Installable Gated Models

KeemenaSubwords supports gated tokenizers (for example some LLaMA variants) through opt-in installation into your local cache.

What this does

install_model!(key; token=...):

  • downloads only tokenizer files from upstream with your credentials,
  • stores them under your cache (KEEMENA_SUBWORDS_CACHE_DIR override supported),
  • registers them locally so load_tokenizer(:key) works.

What this does not do

  • No gated tokenizer files are redistributed in this repository.
  • No gated files are published in Artifacts.toml.
  • No silent background downloads happen during load_tokenizer(:key).

Install flow

# LLaMA 2
install_model!(:llama2_tokenizer; token=ENV["HF_TOKEN"])

# LLaMA 3 8B
install_model!(:llama3_8b_tokenizer; token=ENV["HF_TOKEN"])

# then load by key
llama3 = load_tokenizer(:llama3_8b_tokenizer)
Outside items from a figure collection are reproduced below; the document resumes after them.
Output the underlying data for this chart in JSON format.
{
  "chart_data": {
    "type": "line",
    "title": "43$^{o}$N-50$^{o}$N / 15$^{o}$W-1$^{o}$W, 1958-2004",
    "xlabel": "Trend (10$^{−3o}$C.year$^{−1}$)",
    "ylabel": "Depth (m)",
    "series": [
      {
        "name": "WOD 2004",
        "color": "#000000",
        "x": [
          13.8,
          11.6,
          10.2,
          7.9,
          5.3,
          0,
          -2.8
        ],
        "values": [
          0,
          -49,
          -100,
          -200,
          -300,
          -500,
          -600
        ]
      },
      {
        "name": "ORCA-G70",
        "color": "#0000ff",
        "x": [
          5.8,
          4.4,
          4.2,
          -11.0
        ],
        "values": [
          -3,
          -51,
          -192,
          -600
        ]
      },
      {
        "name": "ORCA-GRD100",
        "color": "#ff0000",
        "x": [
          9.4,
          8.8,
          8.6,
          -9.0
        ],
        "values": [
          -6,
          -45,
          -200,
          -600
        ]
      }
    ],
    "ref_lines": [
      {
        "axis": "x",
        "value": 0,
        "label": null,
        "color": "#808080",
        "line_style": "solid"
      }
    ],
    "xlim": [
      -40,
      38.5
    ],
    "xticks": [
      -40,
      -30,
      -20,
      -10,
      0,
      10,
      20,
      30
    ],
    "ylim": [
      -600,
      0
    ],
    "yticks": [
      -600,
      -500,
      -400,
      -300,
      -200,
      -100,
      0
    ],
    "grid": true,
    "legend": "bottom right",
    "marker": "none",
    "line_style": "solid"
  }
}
If you already downloaded tokenizer files elsewhere, you can skip install_model! and load/register directly:

llama2 = load_tokenizer("/path/to/tokenizer.model"; format=:sentencepiece_model)
llama3 = load_tokenizer("/path/to/tokenizer.model"; format=:tiktoken)

register_local_model!(:llama3_local, "/path/to/tokenizer.model"; format=:tiktoken)

Discover gated keys

available_models(distribution=:installable_gated)
describe_model(:llama3_8b_tokenizer)